One of the biggest roadblocks to the widespread and rapid adoption of IA seemingly remains a lack of an enterprise-wide mandate, with less than 10% of organisations surveyed by KPMG indicating that they approach IA management and implementation from an organisation-wide perspective. In many cases, IA initiatives are starting in a single business unit or function looking to do automation specific to their processes.
Another challenge will be gaining the buy-in and support of employees who face changing roles and skill upgrading, or the perceived risk of job loss. It takes patience when pushing forward with IA efforts, especially given that the transition may face resistance from employees at all levels, who may feel threatened by changes.

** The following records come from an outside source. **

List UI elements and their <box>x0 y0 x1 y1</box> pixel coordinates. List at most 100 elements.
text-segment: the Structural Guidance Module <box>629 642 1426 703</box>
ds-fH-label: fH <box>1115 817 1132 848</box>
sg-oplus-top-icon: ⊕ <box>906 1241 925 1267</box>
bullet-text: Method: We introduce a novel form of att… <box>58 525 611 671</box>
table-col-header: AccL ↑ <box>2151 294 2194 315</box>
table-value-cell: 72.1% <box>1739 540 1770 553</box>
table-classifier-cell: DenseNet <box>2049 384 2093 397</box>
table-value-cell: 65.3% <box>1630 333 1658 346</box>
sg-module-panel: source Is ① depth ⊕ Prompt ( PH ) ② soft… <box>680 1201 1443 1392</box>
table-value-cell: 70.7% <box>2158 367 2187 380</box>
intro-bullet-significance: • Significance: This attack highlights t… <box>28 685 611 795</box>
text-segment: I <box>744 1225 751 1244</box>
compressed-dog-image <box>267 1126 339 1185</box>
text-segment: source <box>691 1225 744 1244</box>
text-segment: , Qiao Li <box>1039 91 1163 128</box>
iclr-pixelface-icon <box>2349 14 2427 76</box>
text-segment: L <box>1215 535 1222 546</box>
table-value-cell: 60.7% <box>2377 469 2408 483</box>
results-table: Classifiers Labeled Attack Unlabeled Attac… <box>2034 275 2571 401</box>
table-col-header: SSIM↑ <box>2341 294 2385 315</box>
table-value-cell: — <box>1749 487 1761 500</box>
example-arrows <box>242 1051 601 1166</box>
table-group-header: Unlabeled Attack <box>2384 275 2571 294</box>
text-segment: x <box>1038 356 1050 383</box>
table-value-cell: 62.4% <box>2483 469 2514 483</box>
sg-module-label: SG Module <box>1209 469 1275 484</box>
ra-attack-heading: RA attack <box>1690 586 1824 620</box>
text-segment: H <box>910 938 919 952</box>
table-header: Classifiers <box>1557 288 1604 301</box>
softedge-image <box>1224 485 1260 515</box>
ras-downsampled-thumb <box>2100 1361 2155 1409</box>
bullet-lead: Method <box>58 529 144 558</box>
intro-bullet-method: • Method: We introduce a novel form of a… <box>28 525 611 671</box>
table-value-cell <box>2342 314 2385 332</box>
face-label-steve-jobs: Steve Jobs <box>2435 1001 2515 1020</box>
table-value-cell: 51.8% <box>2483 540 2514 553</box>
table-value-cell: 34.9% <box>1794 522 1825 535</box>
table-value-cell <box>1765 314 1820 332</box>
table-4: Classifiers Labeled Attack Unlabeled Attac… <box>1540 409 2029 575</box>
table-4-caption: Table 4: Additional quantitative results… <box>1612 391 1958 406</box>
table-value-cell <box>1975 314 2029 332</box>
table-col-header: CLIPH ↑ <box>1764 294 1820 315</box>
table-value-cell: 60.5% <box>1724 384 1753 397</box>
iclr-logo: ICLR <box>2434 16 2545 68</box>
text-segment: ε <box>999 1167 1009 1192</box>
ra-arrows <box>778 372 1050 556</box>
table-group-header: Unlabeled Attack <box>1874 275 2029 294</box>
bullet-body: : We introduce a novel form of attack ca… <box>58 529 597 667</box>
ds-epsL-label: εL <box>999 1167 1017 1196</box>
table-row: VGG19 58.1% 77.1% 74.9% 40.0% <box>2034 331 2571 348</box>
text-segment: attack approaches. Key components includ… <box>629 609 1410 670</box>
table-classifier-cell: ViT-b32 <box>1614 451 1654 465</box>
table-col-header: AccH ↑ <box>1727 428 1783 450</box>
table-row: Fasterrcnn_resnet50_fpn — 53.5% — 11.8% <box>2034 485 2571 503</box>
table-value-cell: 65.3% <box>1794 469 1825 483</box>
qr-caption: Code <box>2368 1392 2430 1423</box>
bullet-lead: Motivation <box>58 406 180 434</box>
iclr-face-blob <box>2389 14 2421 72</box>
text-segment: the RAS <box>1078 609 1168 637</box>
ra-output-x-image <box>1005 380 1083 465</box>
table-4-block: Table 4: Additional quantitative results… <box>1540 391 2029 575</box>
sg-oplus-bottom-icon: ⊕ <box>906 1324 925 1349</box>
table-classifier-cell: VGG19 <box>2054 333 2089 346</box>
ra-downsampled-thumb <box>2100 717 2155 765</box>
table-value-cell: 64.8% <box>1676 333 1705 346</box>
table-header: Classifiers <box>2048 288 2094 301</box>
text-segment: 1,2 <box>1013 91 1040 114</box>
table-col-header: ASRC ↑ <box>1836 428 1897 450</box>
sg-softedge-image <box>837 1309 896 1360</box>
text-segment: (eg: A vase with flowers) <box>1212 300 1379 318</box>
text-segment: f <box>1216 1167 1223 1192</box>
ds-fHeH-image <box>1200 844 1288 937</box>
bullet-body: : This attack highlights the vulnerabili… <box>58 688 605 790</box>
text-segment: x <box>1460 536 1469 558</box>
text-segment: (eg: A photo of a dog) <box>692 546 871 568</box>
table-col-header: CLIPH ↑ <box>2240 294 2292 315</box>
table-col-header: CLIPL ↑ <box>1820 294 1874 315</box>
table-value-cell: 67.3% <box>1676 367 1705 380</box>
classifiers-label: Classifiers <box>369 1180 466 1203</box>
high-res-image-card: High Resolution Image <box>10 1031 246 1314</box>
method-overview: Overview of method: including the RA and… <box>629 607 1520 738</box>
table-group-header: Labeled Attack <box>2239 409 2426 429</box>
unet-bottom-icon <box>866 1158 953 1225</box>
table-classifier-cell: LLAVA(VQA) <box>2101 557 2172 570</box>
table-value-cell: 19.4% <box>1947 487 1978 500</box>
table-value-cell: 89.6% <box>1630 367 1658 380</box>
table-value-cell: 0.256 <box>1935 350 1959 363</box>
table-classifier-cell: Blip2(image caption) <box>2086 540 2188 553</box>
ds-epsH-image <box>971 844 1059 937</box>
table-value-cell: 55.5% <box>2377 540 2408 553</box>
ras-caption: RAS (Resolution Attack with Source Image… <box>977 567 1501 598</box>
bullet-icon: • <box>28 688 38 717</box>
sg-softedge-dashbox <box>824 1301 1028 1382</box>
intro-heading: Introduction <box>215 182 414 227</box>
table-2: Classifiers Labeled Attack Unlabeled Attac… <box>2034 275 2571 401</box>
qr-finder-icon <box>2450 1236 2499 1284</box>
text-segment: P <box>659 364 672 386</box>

Overcoming the hurdles to implement IA
Regardless of challenges, it appears that organisations will be required to press ahead with their IA efforts or risk longer-term marginalisation as their competitive peers forge ahead. The evolution and adoption of IA technologies is proceeding at such a rapid pace that, while executives recognise its game changing potential, many struggle to understand its implications, as well as determining where to place their own IA bets and investments.
Key in this process is for organisations to separate hype from reality, prioritising IA investment areas and accepting that all pilots are not equal in terms of return on investment. The onus is on enterprises to determine how best to integrate and co-ordinate cross-organisational efforts and ensure adequate change management programmes and practices are in place to address the disruption IA adoption will entail.
In order to succeed, organisations must view IA from an enterprise level to scale up its usefulness within the business and broaden its scope to various functions. Without an organisational mandate and guidance from senior management, businesses run the risk of duplicated efforts, diluted ROIs and underachieved benefit.
A co-ordinated enterprise approach has the best hope of leading to consistent use of technologies, resources, governance and investment pools – and, in the end, will elevate best practices.